Applications are invited for the above vacancy to work in the laboratory of Kris Clark on a project aimed at unraveling the molecular networks that promote the resolution of inflammation. The lab has recently identified a key role for the SIK family of protein kinases in regulating the phenotypic switch of macrophages from a pro-inflammatory to an anti-inflammatory state (Clark et al. PNAS 2012, 109, 16986-16991; Ozanne et al. Biochem J 2014, in press). The remarkable effects of small-molecule inhibitors of the SIKs on macrophage biology have identified these enzymes as attractive targets for the development of improved anti-inflammatory drugs. We are seeking a talented scientist whose research will lead to a greater understanding of the molecular mechanisms by which the SIKs control macrophage function. The person appointed will use state-of-the-art technologies in cell signaling, chemical biology, mass spectrometry and (phospho)proteomics to study SIK biology in primary cells from mice expressing inactive mutants of SIKs that we have recently generated.
This is a fixed-term post until 31st March 2018.
The successful candidate will be energetic and highly motivated with excellent interpersonal, organizational and communication skills. They will have an outstanding academic track record, hold a PhD in biochemistry, immunology or related discipline and have published in internationally recognized peer-reviewed journals. Preference will be given to candidates with a strong background in biochemistry, molecular and cellular biology. Experience in exploiting animal models of disease would be an advantage.
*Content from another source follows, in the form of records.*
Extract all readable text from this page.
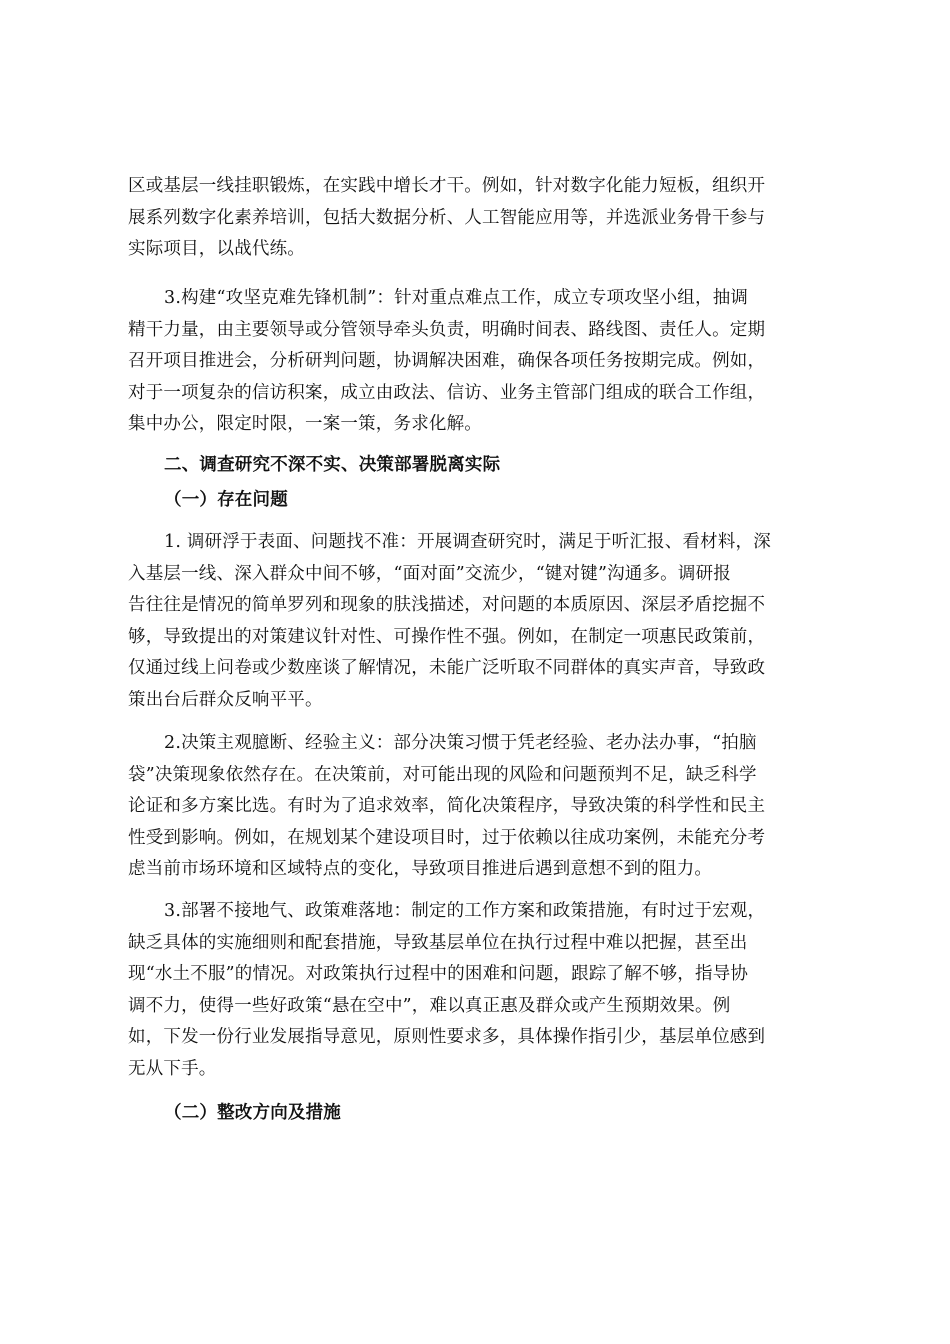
区或基层一线挂职锻炼，在实践中增长才干。例如，针对数字化能力短板，组织开
展系列数字化素养培训，包括大数据分析、人工智能应用等，并选派业务骨干参与
实际项目，以战代练。
3.构建“攻坚克难先锋机制”：针对重点难点工作，成立专项攻坚小组，抽调
精干力量，由主要领导或分管领导牵头负责，明确时间表、路线图、责任人。定期
召开项目推进会，分析研判问题，协调解决困难，确保各项任务按期完成。例如，
对于一项复杂的信访积案，成立由政法、信访、业务主管部门组成的联合工作组，
集中办公，限定时限，一案一策，务求化解。
二、调查研究不深不实、决策部署脱离实际
（一）存在问题
1. 调研浮于表面、问题找不准：开展调查研究时，满足于听汇报、看材料，深
入基层一线、深入群众中间不够，“面对面”交流少，“键对键”沟通多。调研报
告往往是情况的简单罗列和现象的肤浅描述，对问题的本质原因、深层矛盾挖掘不
够，导致提出的对策建议针对性、可操作性不强。例如，在制定一项惠民政策前，
仅通过线上问卷或少数座谈了解情况，未能广泛听取不同群体的真实声音，导致政
策出台后群众反响平平。
2.决策主观臆断、经验主义：部分决策习惯于凭老经验、老办法办事，“拍脑
袋”决策现象依然存在。在决策前，对可能出现的风险和问题预判不足，缺乏科学
论证和多方案比选。有时为了追求效率，简化决策程序，导致决策的科学性和民主
性受到影响。例如，在规划某个建设项目时，过于依赖以往成功案例，未能充分考
虑当前市场环境和区域特点的变化，导致项目推进后遇到意想不到的阻力。
3.部署不接地气、政策难落地：制定的工作方案和政策措施，有时过于宏观，
缺乏具体的实施细则和配套措施，导致基层单位在执行过程中难以把握，甚至出
现“水土不服”的情况。对政策执行过程中的困难和问题，跟踪了解不够，指导协
调不力，使得一些好政策“悬在空中”，难以真正惠及群众或产生预期效果。例
如，下发一份行业发展指导意见，原则性要求多，具体操作指引少，基层单位感到
无从下手。
（二）整改方向及措施
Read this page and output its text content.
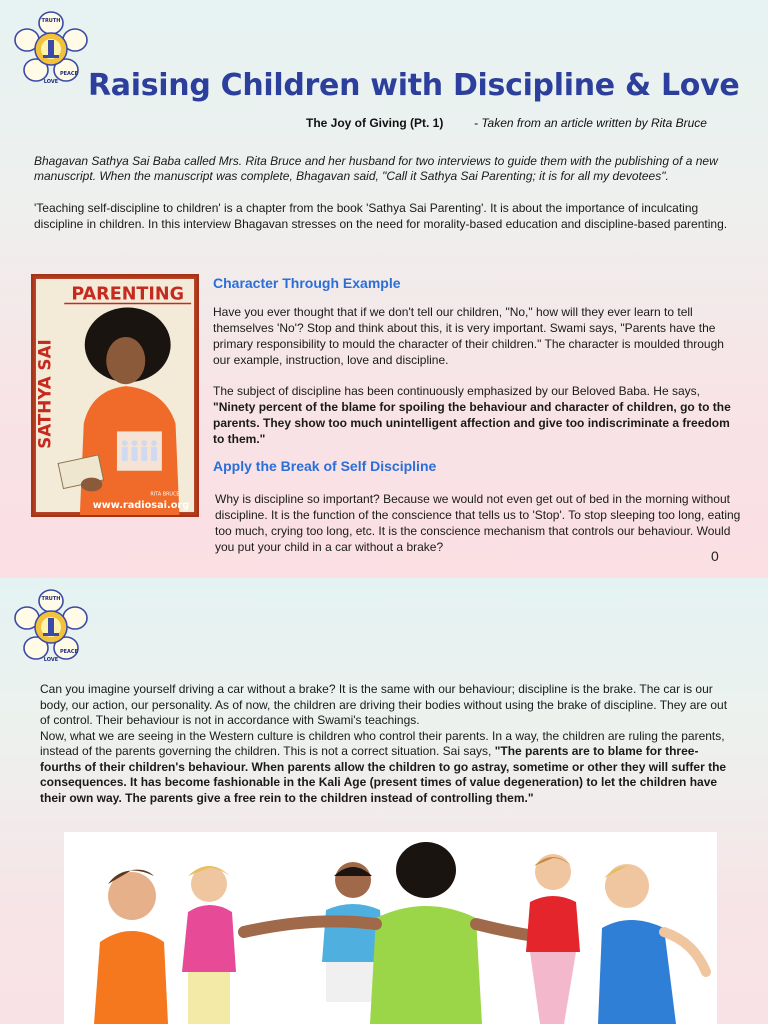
TRUTH
LOVE
PEACE Raising Children with Discipline & Love
The Joy of Giving (Pt. 1)	- Taken from an article written by Rita Bruce
Bhagavan Sathya Sai Baba called Mrs. Rita Bruce and her husband for two interviews to guide them with the publishing of a new manuscript. When the manuscript was complete, Bhagavan said, "Call it Sathya Sai Parenting; it is for all my devotees".
'Teaching self-discipline to children' is a chapter from the book 'Sathya Sai Parenting'. It is about the importance of inculcating discipline in children. In this interview Bhagavan stresses on the need for morality-based education and discipline-based parenting.
SATHYA SAI
PARENTING
RITA BRUCE
www.radiosai.org
Character Through Example
Have you ever thought that if we don't tell our children, "No," how will they ever learn to tell themselves 'No'? Stop and think about this, it is very important. Swami says, "Parents have the primary responsibility to mould the character of their children." The character is moulded through our example, instruction, love and discipline.
The subject of discipline has been continuously emphasized by our Beloved Baba. He says, "Ninety percent of the blame for spoiling the behaviour and character of children, go to the parents. They show too much unintelligent affection and give too indiscriminate a freedom to them."
Apply the Break of Self Discipline
Why is discipline so important? Because we would not even get out of bed in the morning without discipline. It is the function of the conscience that tells us to 'Stop'. To stop sleeping too long, eating too much, crying too long, etc. It is the conscience mechanism that controls our behaviour. Would you put your child in a car without a brake?
0
TRUTH
LOVE
PEACE
Can you imagine yourself driving a car without a brake? It is the same with our behaviour; discipline is the brake. The car is our body, our action, our personality. As of now, the children are driving their bodies without using the brake of discipline. They are out of control. Their behaviour is not in accordance with Swami's teachings.
Now, what we are seeing in the Western culture is children who control their parents. In a way, the children are ruling the parents, instead of the parents governing the children. This is not a correct situation. Sai says, "The parents are to blame for three-fourths of their children's behaviour. When parents allow the children to go astray, sometime or other they will suffer the consequences. It has become fashionable in the Kali Age (present times of value degeneration) to let the children have their own way. The parents give a free rein to the children instead of controlling them."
MRC Protein Phosphorylation and Ubiquitylation Unit (PPU):
This project will be performed in the MRC Protein Phosphorylation and Ubiquitylation Unit (MRC-PPU), based within the College of Life Sciences at the University of Dundee. The MRC-PPU is one of the world’s most renowned centres for research on protein phosphorylation and ubiquitylation (http://www.ppu.mrc.ac.uk/). Many world leading researchers in the field of signal transduction have trained within the MRC-PPU. The major aims of the MRC-PPU are to advance understanding of the role of protein phosphorylation and ubiquitylation in cell regulation and human disease, to facilitate the development of drugs to treat diseases caused by abnormalities in phosphorylation, to generate reagents and improve technologies. Another key remit of the MRC-PPU is to train the next generation of scientists who will advance our understanding in this crucial area of medical research. The MRC-PPU is in a beautiful location overlooking the estuary of the River Tay and embedded within the College of Life Sciences at the University of Dundee which is one of the premier Life Sciences research Centres in the world.
For further information on the research activities of the lab, please refer to our website at http://www.ppu.mrc.ac.uk/research/?pid=1013.
It is anticipated that interviews will be held during week commencing 5th January 2015.